BigVul / DiverseVul: Large-scale datasets with broad coverage, yet independent audits show label accuracy often drops below 60%. They require heavy cleaning and manual verification before they can drive production decisions.
Why Reachability is an Engineering Nightmare
Even with a clean pipeline and quality datasets, several structural problems make reachability analysis a maintenance burden.
The Bytecode Barrier
In compiled ecosystems like Java, your dependencies arrive as bytecode while your application is analyzed from source. Aligning these into a unified intermediate representation for cross-referencing is non-trivial. Every JDK update, build tool change, or dependency version bump risks breaking the alignment layer.
Inter-Procedural Ambiguity
Research indicates that 89% of real-world vulnerabilities are inter-procedural. The patch might add a safety check in a caller function, while the actual flawed logic remains buried in a callee. If your analysis evaluates functions in isolation, you will miss the context that determines whether the vulnerability is exploitable in your specific call chain.
Incomplete Codebases
Security analysts frequently work with historical vulnerability snapshots that no longer build cleanly. Dependencies have vanished, build scripts have rotted, and the environment has shifted. Tools like JESS address this by using slicing and stub generation to compile methods in isolation, successfully recovering 73% of files from otherwise unbuildable repositories.
Silent Fixes
Not every vulnerability is tracked with a CVE or a clear commit message. Many are patched quietly in routine maintenance releases. Detecting these "silent" fixes requires either advanced graph-based tools like Fixseeker or lightweight statistical filters like Hash4Patch to suppress false positives from already-patched code.
The Bottom Line
Reachability analysis transforms security from a game of whack-a-mole into a prioritized risk roadmap. The engineering hurdles are real—bytecode alignment, inter-procedural reasoning, incomplete snapshots, and silent patches demand significant tooling investment.
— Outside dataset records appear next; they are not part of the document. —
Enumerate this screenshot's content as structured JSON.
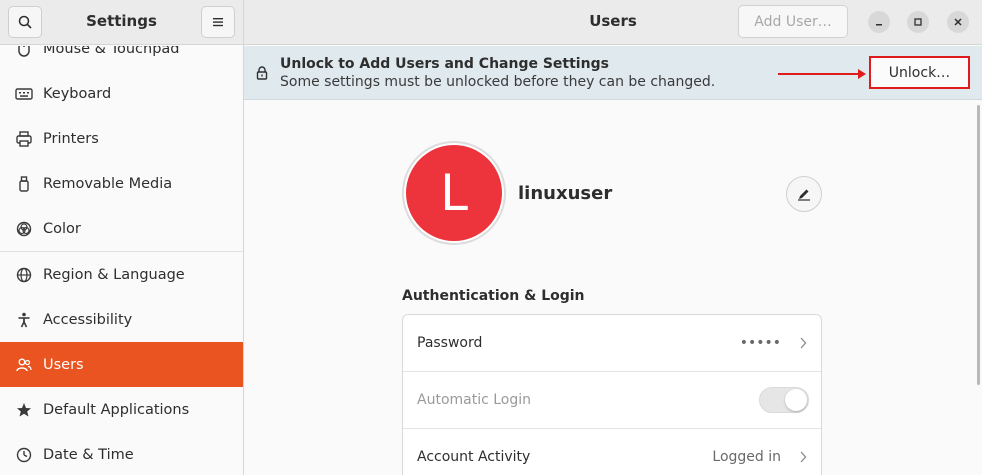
{
  "sidebar": {
    "title": "Settings",
    "items": [
      {
        "label": "Mouse & Touchpad",
        "icon": "mouse-icon"
      },
      {
        "label": "Keyboard",
        "icon": "keyboard-icon"
      },
      {
        "label": "Printers",
        "icon": "printer-icon"
      },
      {
        "label": "Removable Media",
        "icon": "removable-media-icon"
      },
      {
        "label": "Color",
        "icon": "color-icon"
      },
      {
        "label": "Region & Language",
        "icon": "globe-icon"
      },
      {
        "label": "Accessibility",
        "icon": "accessibility-icon"
      },
      {
        "label": "Users",
        "icon": "users-icon",
        "active": true
      },
      {
        "label": "Default Applications",
        "icon": "star-icon"
      },
      {
        "label": "Date & Time",
        "icon": "clock-icon"
      }
    ]
  },
  "header": {
    "title": "Users",
    "add_user_label": "Add User…"
  },
  "banner": {
    "title": "Unlock to Add Users and Change Settings",
    "subtitle": "Some settings must be unlocked before they can be changed.",
    "unlock_label": "Unlock…"
  },
  "user": {
    "initial": "L",
    "name": "linuxuser"
  },
  "auth": {
    "section_title": "Authentication & Login",
    "rows": [
      {
        "label": "Password",
        "value": "•••••"
      },
      {
        "label": "Automatic Login",
        "toggle": false
      },
      {
        "label": "Account Activity",
        "value": "Logged in"
      }
    ]
  },
  "colors": {
    "accent": "#e95420",
    "avatar": "#ed333b",
    "highlight": "#e01b1b"
  }
}
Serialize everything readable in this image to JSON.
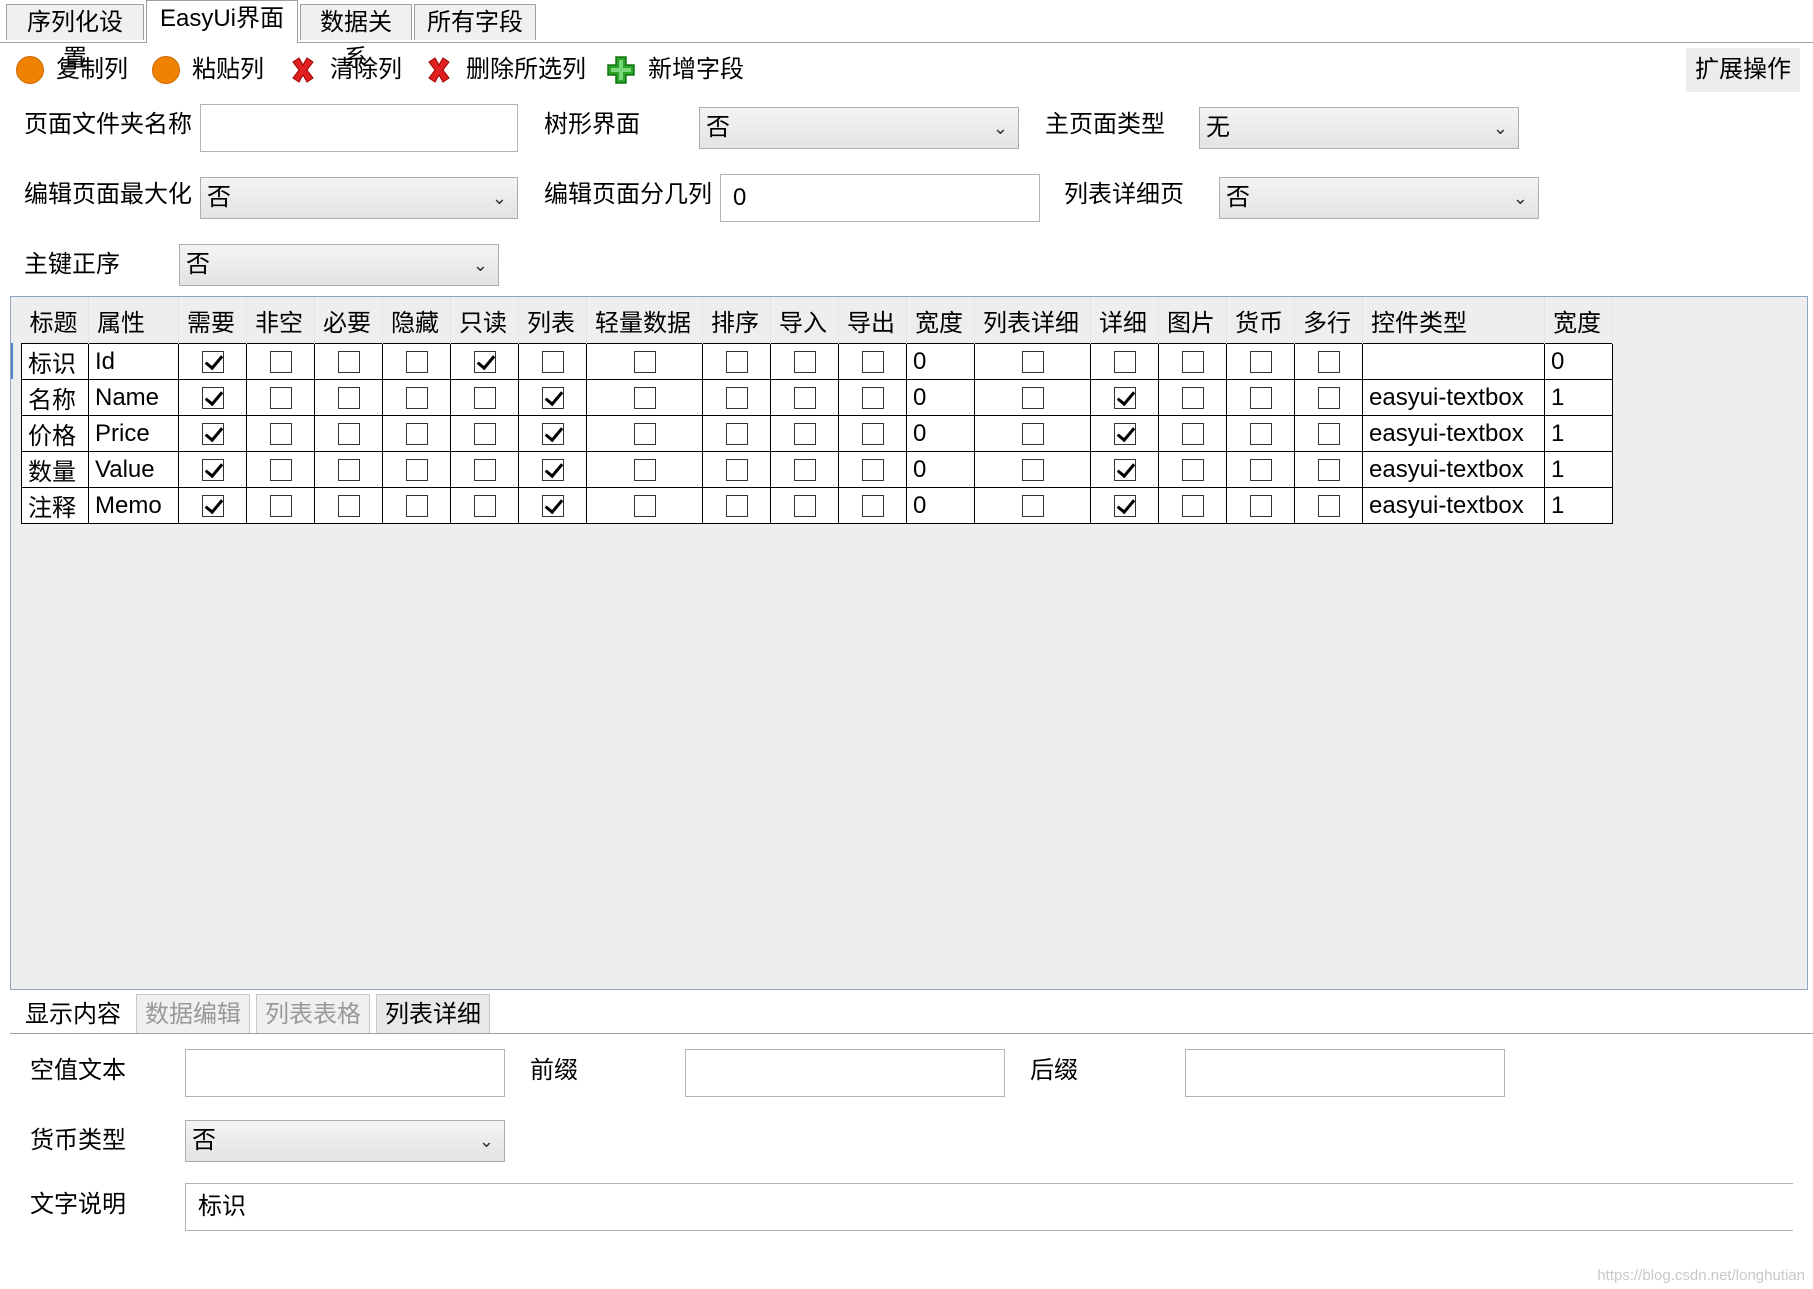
{
  "top_tabs": [
    "序列化设置",
    "EasyUi界面",
    "数据关系",
    "所有字段"
  ],
  "toolbar": {
    "copy_col": "复制列",
    "paste_col": "粘贴列",
    "clear_col": "清除列",
    "delete_selected_col": "删除所选列",
    "add_field": "新增字段",
    "extend_ops": "扩展操作"
  },
  "form": {
    "folder_name_label": "页面文件夹名称",
    "folder_name_value": "",
    "tree_ui_label": "树形界面",
    "tree_ui_value": "否",
    "main_page_type_label": "主页面类型",
    "main_page_type_value": "无",
    "edit_max_label": "编辑页面最大化",
    "edit_max_value": "否",
    "edit_cols_label": "编辑页面分几列",
    "edit_cols_value": "0",
    "list_detail_page_label": "列表详细页",
    "list_detail_page_value": "否",
    "pk_asc_label": "主键正序",
    "pk_asc_value": "否"
  },
  "grid": {
    "columns": [
      "标题",
      "属性",
      "需要",
      "非空",
      "必要",
      "隐藏",
      "只读",
      "列表",
      "轻量数据",
      "排序",
      "导入",
      "导出",
      "宽度",
      "列表详细",
      "详细",
      "图片",
      "货币",
      "多行",
      "控件类型",
      "宽度"
    ],
    "rows": [
      {
        "title": "标识",
        "prop": "Id",
        "need": true,
        "notnull": false,
        "required": false,
        "hidden": false,
        "readonly": true,
        "list": false,
        "light": false,
        "sort": false,
        "import": false,
        "export": false,
        "width": "0",
        "list_detail": false,
        "detail": false,
        "image": false,
        "currency": false,
        "multiline": false,
        "control": "",
        "width2": "0"
      },
      {
        "title": "名称",
        "prop": "Name",
        "need": true,
        "notnull": false,
        "required": false,
        "hidden": false,
        "readonly": false,
        "list": true,
        "light": false,
        "sort": false,
        "import": false,
        "export": false,
        "width": "0",
        "list_detail": false,
        "detail": true,
        "image": false,
        "currency": false,
        "multiline": false,
        "control": "easyui-textbox",
        "width2": "1"
      },
      {
        "title": "价格",
        "prop": "Price",
        "need": true,
        "notnull": false,
        "required": false,
        "hidden": false,
        "readonly": false,
        "list": true,
        "light": false,
        "sort": false,
        "import": false,
        "export": false,
        "width": "0",
        "list_detail": false,
        "detail": true,
        "image": false,
        "currency": false,
        "multiline": false,
        "control": "easyui-textbox",
        "width2": "1"
      },
      {
        "title": "数量",
        "prop": "Value",
        "need": true,
        "notnull": false,
        "required": false,
        "hidden": false,
        "readonly": false,
        "list": true,
        "light": false,
        "sort": false,
        "import": false,
        "export": false,
        "width": "0",
        "list_detail": false,
        "detail": true,
        "image": false,
        "currency": false,
        "multiline": false,
        "control": "easyui-textbox",
        "width2": "1"
      },
      {
        "title": "注释",
        "prop": "Memo",
        "need": true,
        "notnull": false,
        "required": false,
        "hidden": false,
        "readonly": false,
        "list": true,
        "light": false,
        "sort": false,
        "import": false,
        "export": false,
        "width": "0",
        "list_detail": false,
        "detail": true,
        "image": false,
        "currency": false,
        "multiline": false,
        "control": "easyui-textbox",
        "width2": "1"
      }
    ]
  },
  "bottom_tabs": [
    "显示内容",
    "数据编辑",
    "列表表格",
    "列表详细"
  ],
  "bottom": {
    "null_text_label": "空值文本",
    "null_text_value": "",
    "prefix_label": "前缀",
    "prefix_value": "",
    "suffix_label": "后缀",
    "suffix_value": "",
    "currency_type_label": "货币类型",
    "currency_type_value": "否",
    "description_label": "文字说明",
    "description_value": "标识"
  },
  "watermark": "https://blog.csdn.net/longhutian"
}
Yet the payoff is a pragmatic security posture. When you can demonstrably show that a critical CVE has no call path from your application's surface, you stop burning engineering hours on phantom risks. You focus patching, testing, and incident response on the subset of vulnerabilities that are actually reachable, exploitable, and relevant to your runtime.
That is the difference between being busy and being secure.